Reconhecido pelos historiadores, é neste livro que o autor desenvolve uma nova concepção de
tempo, uma “dialética da duração” (Braudel, 1972, p. 10 e insere seu conceito que revoluciona a
epistemologia da História do século XX: a “longa duração”.
A “longa duração”, a “dialética da duração”, no estudo da História, que até então se atentava
quase exclusivamente ao “tempo breve”, surge em O Mediterrâneo com um significado preciso:
trata-se do “tempo geográfico” (Braudel, 1983, p. 26).
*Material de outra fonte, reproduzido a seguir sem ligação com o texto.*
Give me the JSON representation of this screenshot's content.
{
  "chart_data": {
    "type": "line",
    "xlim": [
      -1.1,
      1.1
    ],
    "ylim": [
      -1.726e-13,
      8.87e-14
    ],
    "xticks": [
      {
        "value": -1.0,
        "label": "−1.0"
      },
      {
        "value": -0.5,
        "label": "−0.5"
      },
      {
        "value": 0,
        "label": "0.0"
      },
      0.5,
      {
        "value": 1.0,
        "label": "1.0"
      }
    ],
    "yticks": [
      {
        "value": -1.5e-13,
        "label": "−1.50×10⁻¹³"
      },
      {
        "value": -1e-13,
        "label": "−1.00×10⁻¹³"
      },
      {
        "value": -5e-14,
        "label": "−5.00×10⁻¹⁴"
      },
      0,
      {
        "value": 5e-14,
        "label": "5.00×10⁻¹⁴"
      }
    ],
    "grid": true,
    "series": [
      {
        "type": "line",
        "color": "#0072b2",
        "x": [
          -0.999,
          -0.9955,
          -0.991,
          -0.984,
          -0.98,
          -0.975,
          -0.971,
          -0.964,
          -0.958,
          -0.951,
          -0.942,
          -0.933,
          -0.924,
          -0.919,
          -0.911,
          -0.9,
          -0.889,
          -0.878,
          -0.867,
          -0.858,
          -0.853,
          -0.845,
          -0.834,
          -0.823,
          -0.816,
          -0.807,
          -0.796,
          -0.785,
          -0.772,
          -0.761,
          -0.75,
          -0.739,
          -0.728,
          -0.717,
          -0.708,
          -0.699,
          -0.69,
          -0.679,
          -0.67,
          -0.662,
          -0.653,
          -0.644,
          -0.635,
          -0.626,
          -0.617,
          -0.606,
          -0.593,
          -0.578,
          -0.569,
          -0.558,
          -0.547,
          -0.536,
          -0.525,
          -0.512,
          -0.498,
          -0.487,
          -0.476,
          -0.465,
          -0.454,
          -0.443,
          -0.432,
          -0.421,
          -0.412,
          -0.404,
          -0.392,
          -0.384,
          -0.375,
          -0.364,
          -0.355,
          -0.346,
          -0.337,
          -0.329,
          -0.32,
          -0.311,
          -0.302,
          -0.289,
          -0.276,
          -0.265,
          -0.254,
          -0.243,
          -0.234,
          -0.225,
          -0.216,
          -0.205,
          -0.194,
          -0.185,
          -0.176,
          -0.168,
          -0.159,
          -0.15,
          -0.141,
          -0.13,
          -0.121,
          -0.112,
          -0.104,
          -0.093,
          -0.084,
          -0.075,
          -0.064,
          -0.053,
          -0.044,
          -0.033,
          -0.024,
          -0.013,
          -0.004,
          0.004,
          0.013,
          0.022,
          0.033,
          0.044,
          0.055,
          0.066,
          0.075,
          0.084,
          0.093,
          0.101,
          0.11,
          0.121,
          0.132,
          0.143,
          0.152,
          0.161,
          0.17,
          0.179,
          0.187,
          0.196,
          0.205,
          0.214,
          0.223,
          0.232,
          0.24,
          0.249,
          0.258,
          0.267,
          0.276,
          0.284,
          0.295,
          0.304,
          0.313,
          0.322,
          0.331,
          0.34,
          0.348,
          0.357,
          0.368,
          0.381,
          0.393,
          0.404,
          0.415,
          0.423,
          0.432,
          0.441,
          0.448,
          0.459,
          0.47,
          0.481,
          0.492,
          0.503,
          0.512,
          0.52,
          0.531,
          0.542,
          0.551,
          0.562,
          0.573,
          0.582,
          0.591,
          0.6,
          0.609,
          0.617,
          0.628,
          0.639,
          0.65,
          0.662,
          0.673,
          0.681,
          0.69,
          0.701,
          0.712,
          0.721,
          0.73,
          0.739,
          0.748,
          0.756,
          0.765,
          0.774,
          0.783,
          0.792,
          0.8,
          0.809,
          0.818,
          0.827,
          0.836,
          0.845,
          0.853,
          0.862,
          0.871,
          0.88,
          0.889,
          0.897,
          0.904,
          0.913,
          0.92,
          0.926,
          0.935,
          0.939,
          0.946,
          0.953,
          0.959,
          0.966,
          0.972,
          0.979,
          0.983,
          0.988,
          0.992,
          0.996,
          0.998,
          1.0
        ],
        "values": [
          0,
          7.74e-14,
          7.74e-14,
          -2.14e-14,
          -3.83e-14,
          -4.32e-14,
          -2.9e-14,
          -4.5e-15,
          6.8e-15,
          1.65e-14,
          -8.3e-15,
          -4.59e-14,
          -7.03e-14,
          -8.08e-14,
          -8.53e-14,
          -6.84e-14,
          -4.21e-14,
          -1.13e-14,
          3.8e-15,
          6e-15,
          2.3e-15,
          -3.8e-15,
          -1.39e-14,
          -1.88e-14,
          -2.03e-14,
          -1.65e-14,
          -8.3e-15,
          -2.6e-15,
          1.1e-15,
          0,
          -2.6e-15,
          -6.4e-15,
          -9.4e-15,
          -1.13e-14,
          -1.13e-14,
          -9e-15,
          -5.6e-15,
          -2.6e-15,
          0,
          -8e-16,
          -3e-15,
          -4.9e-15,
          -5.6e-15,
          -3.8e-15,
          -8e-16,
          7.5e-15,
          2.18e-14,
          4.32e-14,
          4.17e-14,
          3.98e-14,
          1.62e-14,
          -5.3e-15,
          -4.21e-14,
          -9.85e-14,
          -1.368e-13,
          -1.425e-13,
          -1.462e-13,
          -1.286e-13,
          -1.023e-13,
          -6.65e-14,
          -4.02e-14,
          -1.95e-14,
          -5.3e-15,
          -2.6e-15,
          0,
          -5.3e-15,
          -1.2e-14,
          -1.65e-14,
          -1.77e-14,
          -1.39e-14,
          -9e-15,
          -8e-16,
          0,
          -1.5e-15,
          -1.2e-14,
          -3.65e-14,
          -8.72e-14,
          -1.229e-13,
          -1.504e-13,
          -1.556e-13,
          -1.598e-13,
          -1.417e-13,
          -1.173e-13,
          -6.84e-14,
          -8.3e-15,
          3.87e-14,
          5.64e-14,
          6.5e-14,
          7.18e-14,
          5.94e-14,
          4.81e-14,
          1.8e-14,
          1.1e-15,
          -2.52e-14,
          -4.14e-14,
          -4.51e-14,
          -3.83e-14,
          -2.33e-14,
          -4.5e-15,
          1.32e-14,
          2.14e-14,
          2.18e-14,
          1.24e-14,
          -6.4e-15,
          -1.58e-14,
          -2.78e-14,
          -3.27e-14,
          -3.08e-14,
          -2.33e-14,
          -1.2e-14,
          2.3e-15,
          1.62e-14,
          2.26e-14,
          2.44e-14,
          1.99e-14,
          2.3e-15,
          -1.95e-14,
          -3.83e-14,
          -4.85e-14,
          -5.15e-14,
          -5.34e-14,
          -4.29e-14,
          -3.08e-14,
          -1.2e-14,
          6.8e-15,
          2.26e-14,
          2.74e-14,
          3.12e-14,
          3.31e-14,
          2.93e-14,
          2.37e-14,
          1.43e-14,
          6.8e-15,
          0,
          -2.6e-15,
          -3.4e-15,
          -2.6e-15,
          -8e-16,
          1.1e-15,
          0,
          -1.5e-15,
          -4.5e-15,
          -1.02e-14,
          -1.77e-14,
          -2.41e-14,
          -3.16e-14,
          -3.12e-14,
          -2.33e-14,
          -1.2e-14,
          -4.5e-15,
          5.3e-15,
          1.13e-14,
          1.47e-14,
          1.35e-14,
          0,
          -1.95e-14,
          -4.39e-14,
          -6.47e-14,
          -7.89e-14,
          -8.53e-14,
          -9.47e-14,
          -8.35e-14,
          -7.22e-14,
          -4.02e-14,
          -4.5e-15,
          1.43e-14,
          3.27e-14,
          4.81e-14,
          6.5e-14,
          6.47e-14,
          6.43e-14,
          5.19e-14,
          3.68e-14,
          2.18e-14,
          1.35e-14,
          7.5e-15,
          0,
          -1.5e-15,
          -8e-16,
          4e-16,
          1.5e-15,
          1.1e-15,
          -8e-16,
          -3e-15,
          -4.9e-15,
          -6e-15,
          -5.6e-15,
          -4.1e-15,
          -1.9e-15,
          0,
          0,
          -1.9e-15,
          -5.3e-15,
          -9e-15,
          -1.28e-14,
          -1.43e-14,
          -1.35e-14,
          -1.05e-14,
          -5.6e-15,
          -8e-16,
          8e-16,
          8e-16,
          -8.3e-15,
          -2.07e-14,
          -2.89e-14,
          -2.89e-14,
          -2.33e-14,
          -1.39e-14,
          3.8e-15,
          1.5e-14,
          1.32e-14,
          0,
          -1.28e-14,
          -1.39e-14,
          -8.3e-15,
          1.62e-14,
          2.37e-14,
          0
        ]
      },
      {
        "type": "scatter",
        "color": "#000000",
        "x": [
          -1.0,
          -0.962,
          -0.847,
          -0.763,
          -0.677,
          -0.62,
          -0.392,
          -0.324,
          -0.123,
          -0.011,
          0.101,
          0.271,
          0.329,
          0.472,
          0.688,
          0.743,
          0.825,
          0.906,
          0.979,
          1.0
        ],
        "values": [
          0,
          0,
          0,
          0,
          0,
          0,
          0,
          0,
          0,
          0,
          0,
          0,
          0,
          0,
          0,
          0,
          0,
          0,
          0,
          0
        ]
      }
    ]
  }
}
Mesmo assim, pouca atenção se tem dado à
concepção de espaço de Fernand Braudel, bem como às suas relações com os geógrafos
fundadores da disciplina.
Este artigo visa recuperar um debate que por tanto tempo se deu no interior da Geografia: o do
determinismo. Visa ainda restabelecer e ajudar a esclarecer as relações entre Fernand Braudel,
Vidal de La Blache e Lucien Febvre, bem como a concepção de espaço do primeiro. Trata-se de
uma comparação bibliográfica, bem como o histórico de suas produções, de três obras dos
autores de referência: O Mediterrâneo, de Braudel ; Princípios de Geografia Humana, de Paul
Vidal de La Blache ; e A Terra e a Evolução Humana, de Lucien Febvre. Além disso, produziu-se
um gráfico com a sistematização das principais referências teóricas de Fernand Braudel,
perseguidas em todas as notas da primeira parte de O Mediterrâneo. O resultado é a influência
incontestável de Vidal de La Blache na obra capital do grande historiador do século XX.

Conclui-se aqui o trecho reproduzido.